MHC class II tetramers generated with the mITGB1 peptide stained a significant subset of CD4+ tumour-infiltrating lymphocytes from mice bearing T3 tumours compared with control tetramers. The mITGB1-specific CD4+ T cells were only activated by mITGB1 and not wild-type ITGB1, and they had a T helper 1 cell phenotype.

So, do these tumour-specific CD4+ T cells have a role in tumour rejection? A nonimmunogenic sarcoma cell line (KP9025) was engineered to express a known T3 sarcoma-derived MHC class I neoantigen (mutated laminin-α4; mLAMA4) and the MHC class II neoantigen mITGB1 and injected into mice. Whereas unmodified KP9025 tumours grew progressively, tumours modified to express both the MHC class I and class II neoantigens were rejected. Expression of either neoantigen alone was not sufficient to induce immunogenicity even in the presence of immune checkpoint blockade. This suggests that a combined response by both CD8+ and CD4+ T cells is required for tumour rejection.

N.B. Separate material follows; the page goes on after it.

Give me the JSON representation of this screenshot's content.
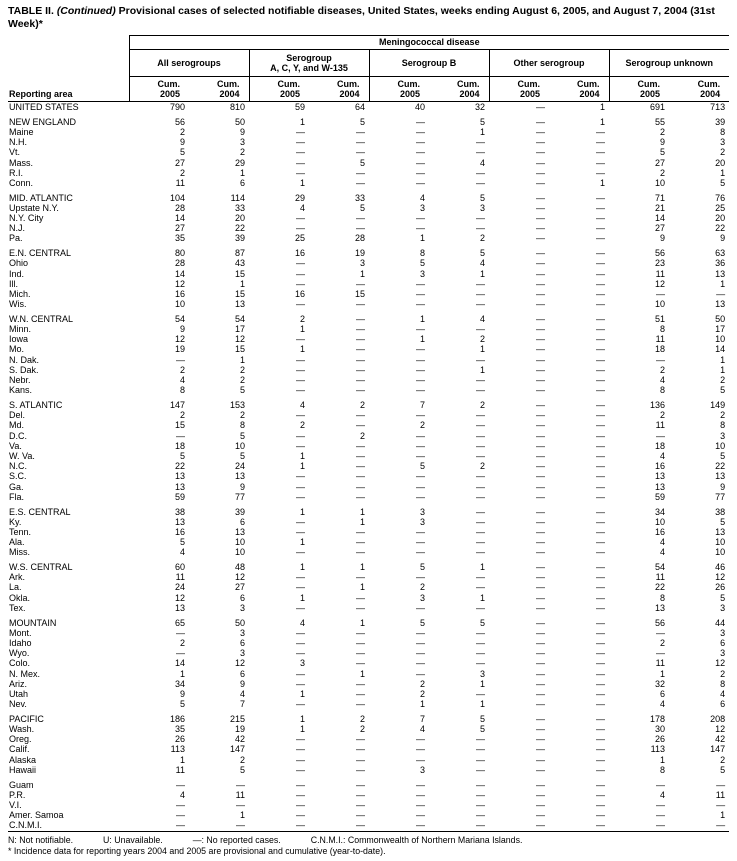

To determine how CD4+ T cells ‘help’ CD8+ T cells, the authors measured cytotoxicity of CD8+ T cells in tumour-bearing mice. Mice bearing KP9025 sarcomas expressing only the MHC class I neoantigen mLAMA4 were largely incapable of eliminating mLAMA4-peptide-pulsed splenocytes in vivo. However, mice with sarcomas expressing both MHC class I and II neoantigens efficiently eliminated mLAMA4-pulsed splenocytes but not splenocytes pulsed with an irrelevant peptide. These mice also had increased numbers of mLAMA4-specific CD8+ T cells. Together, the results suggest that CD4+ T cells help support CD8+ T cell priming and cytotoxic activity.

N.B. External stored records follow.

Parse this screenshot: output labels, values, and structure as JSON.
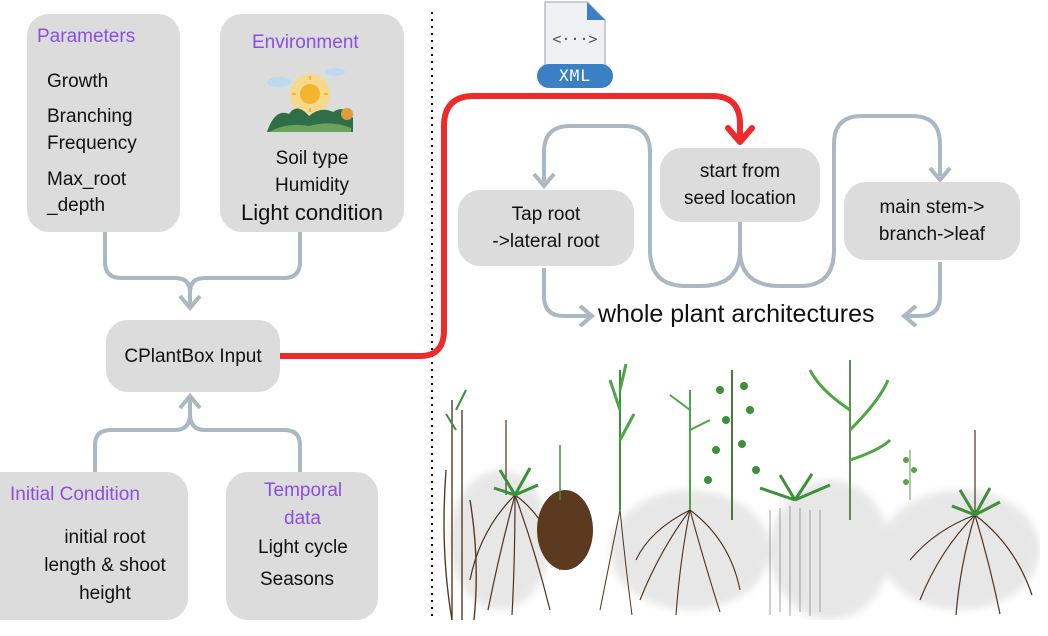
{
  "parameters": {
    "title": "Parameters",
    "items": [
      "Growth",
      "Branching",
      "Frequency",
      "Max_root",
      "_depth"
    ]
  },
  "environment": {
    "title": "Environment",
    "items": [
      "Soil type",
      "Humidity",
      "Light condition"
    ]
  },
  "input": {
    "label": "CPlantBox Input"
  },
  "initial": {
    "title": "Initial Condition",
    "items": [
      "initial root",
      "length & shoot",
      "height"
    ]
  },
  "temporal": {
    "title_line1": "Temporal",
    "title_line2": "data",
    "items": [
      "Light cycle",
      "Seasons"
    ]
  },
  "xml": {
    "label": "XML",
    "glyph": "<···>"
  },
  "seed": {
    "line1": "start from",
    "line2": "seed location"
  },
  "taproot": {
    "line1": "Tap root",
    "line2": "->lateral root"
  },
  "stem": {
    "line1": "main stem->",
    "line2": "branch->leaf"
  },
  "whole": {
    "label": "whole plant architectures"
  },
  "colors": {
    "box": "#dcdcdc",
    "title": "#8a4fe0",
    "connector": "#a9b8c2",
    "xml_path": "#ee2a2a",
    "xml_badge": "#3b7fc4"
  }
}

So could a vaccine consisting of the MHC class I and II neoantigens protect against challenge with T3 sarcoma cells? Vaccination of naive mice with irradiated unmodified KP9025 cells or KP9025 cells expressing either mLAMA4 or mITGB1 was not sufficient to protect from subsequent tumour challenge. By contrast, mice that received a vaccine containing cells expressing both mLAMA4 and mITGB1 had higher levels of interferon-γ (IFNγ)-producing CD8+ T cells and more efficiently prevented tumour outgrowth.

Further experiments showed that expression of MHC class II neoantigens was required in the tumour site. They implanted mice with tumour cells expressing only mLAMA4 on one flank and tumour cells expressing both mLAMA4 and mITGB1 on the opposite flank, and treated the mice with immunotherapy. As expected, the tumour that expressed both antigens regressed, but the tumour that expressed only mLAMA4 continued to grow slowly.

Finally, the authors noted a marked influx of macrophages expressing inducible nitric oxide synthase (iNOS) in the regressing tumours compared with the growing tumours. This effect required the presence of both CD4+ T cells and CD8+ T cells in the tumour, where they may support iNOS expression by macrophages through the production of IFNγ.

tumours modified to express both the MHC class I and class II neoantigens were rejected

This study promises to stimulate further investigation into the antitumour CD4+ T cell response, in particular to determine whether the presence of CD4+ T cells can predict responsiveness to immunotherapy in patients with cancer.